This story in a way symbolises, who we are. Action and contemplation are two sides of our own being. We are both Martha and Mary. When we are so busy and grumble about there being no longer any time to meditate, then Martha has taken over. When we contemplate giving up our job to devote ourselves totally to the work of prayer/meditation and listening deeply, then we want to be only Mary. But there needs to be balance: we can’t be one or the other exclusively. We are both even when living in community, as the Rule of St Benedict stresses: there should be times of prayer and times of work – ‘ora et labora’.

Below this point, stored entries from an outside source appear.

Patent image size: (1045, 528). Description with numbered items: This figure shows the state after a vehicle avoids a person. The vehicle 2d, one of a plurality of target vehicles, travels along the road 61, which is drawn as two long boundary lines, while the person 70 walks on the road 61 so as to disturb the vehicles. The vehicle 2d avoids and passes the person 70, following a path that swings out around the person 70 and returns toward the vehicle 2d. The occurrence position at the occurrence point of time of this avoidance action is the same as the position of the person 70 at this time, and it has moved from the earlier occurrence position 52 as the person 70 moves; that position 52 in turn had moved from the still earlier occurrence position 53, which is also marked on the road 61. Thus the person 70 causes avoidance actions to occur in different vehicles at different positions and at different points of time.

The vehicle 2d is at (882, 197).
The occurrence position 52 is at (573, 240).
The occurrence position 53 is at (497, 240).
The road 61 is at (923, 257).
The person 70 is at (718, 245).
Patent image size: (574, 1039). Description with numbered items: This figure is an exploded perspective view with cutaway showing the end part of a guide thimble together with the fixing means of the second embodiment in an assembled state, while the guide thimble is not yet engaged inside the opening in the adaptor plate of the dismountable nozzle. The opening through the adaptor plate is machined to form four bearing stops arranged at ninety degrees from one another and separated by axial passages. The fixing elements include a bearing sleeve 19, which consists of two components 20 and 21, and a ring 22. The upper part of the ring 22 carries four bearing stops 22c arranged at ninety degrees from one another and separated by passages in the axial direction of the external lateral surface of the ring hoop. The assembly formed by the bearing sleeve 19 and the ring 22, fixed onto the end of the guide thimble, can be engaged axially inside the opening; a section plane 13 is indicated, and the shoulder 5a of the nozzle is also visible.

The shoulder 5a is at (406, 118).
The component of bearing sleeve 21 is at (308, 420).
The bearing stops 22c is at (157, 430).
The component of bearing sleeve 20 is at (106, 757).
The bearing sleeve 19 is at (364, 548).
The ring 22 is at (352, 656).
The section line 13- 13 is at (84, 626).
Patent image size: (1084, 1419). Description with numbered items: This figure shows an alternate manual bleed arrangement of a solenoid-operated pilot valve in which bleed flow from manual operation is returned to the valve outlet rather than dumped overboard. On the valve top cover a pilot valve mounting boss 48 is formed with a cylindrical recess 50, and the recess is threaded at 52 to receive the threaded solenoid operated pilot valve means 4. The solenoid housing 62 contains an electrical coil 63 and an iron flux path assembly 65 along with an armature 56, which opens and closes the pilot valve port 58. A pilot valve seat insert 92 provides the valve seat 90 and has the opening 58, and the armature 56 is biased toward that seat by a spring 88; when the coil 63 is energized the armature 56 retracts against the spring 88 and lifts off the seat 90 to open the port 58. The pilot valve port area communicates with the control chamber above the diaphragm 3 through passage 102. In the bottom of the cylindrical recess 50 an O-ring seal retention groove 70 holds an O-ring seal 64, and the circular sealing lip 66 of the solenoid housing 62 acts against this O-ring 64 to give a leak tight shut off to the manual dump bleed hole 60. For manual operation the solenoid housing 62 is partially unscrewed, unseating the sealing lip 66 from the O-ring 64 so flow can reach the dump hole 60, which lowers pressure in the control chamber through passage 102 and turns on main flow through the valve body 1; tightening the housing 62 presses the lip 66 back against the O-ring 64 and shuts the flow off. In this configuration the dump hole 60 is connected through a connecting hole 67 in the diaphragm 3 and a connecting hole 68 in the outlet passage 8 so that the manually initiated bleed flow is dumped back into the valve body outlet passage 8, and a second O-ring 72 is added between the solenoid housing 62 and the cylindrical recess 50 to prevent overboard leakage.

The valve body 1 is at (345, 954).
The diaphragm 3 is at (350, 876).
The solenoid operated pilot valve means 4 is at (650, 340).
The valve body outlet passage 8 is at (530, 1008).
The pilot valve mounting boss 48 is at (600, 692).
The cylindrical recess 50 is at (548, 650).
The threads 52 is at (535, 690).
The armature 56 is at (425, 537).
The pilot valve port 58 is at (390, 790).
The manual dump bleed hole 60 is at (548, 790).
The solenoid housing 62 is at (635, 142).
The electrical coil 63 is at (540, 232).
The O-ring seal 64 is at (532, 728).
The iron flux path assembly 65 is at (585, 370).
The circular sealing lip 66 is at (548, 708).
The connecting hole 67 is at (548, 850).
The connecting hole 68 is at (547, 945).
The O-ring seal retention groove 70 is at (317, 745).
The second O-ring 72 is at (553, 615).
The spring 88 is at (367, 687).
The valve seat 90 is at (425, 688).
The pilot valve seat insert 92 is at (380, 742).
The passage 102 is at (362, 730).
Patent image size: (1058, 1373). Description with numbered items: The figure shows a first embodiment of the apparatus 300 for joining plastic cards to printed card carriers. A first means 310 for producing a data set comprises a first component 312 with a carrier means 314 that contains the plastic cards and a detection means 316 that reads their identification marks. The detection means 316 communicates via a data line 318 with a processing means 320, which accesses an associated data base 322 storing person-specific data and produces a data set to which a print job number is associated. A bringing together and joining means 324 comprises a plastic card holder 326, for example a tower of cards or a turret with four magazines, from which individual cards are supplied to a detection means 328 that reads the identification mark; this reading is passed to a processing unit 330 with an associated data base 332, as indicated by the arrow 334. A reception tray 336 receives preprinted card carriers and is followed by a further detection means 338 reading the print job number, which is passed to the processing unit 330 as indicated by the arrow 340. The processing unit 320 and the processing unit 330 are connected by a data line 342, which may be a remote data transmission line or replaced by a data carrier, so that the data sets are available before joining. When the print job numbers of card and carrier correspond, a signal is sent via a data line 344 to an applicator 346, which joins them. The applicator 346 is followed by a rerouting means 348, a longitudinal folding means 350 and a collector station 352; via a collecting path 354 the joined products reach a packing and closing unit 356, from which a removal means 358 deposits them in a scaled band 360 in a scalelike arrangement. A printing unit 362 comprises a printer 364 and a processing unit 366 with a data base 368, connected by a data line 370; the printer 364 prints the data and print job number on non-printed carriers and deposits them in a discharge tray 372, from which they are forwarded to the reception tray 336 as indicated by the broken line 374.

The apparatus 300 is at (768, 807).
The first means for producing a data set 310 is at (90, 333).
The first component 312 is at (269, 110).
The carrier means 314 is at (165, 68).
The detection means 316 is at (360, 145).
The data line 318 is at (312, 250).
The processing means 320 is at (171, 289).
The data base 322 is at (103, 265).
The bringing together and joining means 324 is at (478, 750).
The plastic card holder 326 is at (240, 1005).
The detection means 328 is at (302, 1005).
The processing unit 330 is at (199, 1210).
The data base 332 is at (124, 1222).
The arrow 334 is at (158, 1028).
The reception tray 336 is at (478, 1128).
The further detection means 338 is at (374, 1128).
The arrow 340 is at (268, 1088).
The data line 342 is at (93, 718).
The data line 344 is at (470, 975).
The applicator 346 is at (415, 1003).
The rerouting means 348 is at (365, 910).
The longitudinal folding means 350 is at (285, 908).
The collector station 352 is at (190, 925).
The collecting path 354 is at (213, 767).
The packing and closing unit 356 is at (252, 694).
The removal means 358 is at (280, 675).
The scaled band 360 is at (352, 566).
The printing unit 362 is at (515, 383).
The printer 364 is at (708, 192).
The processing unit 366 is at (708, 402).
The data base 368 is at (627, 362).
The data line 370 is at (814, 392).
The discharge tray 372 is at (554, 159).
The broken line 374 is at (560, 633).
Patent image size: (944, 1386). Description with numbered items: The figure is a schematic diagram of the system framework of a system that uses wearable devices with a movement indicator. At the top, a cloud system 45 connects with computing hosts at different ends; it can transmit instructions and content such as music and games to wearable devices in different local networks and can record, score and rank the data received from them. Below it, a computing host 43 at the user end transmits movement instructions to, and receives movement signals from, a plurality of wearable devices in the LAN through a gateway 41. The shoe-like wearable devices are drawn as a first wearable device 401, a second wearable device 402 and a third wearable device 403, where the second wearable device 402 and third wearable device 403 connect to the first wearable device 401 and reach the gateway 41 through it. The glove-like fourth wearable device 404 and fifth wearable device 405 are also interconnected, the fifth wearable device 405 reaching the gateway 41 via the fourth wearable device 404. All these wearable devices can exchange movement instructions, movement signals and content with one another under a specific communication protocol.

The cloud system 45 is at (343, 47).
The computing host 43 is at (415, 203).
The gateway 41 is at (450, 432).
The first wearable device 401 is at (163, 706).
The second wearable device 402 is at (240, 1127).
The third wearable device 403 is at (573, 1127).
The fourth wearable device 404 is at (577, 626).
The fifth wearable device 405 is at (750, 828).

Martha is doing an important job, making everything ready for the meal to be shared, but by focusing resentfully on this, she loses sight of the other half of her soul, the deeply listening attentive Mary. Jesus points this out to her: “Martha, Martha, you are fussing and fretting about so many things.” We all do this at times. If only we could do, what needs to be done, from the awareness of our deep centre within us, where compassion for others dwells. The one who grumbles is our ‘ego’, who needs esteem, who wants to be praised and see others blamed. What is needed is acceptance and integration of both sides of our being: we have to be Martha sometimes but we can also be Mary at other times. In Jesus’ own life we see this wonderful balance of action and contemplation. He wanders over the countryside preaching and healing and yet often we hear that he withdraws to a quiet place to be still and pray: “During this time he went out one day into the hills to pray and spent the night in prayer to God.”
Most life in the Church to day focuses on the Martha aspect of our being and some have even forgotten the work that Mary is praised for by Jesus. There is doing, caring for others, talking and vocal prayer of praise, adoration, petition, intercession, thanksgiving and liturgical prayer – all important and valid ways of prayer. But Mary’s work, silent prayer, deep listening – contemplation – is relegated to the few nuns and monks drawn to this way of being. This was John Main’s calling in life, which Laurence Freeman carries forward: to try and re-connect ordinary Christians with the long-established tradition of contemplative prayer, which goes back to the teaching of Jesus .In 2007 the World Community of Christian Meditation received canonical recognition from the Vatican as a Ecumenical Contemplative Community, acknowledging the importance of the work of Mary.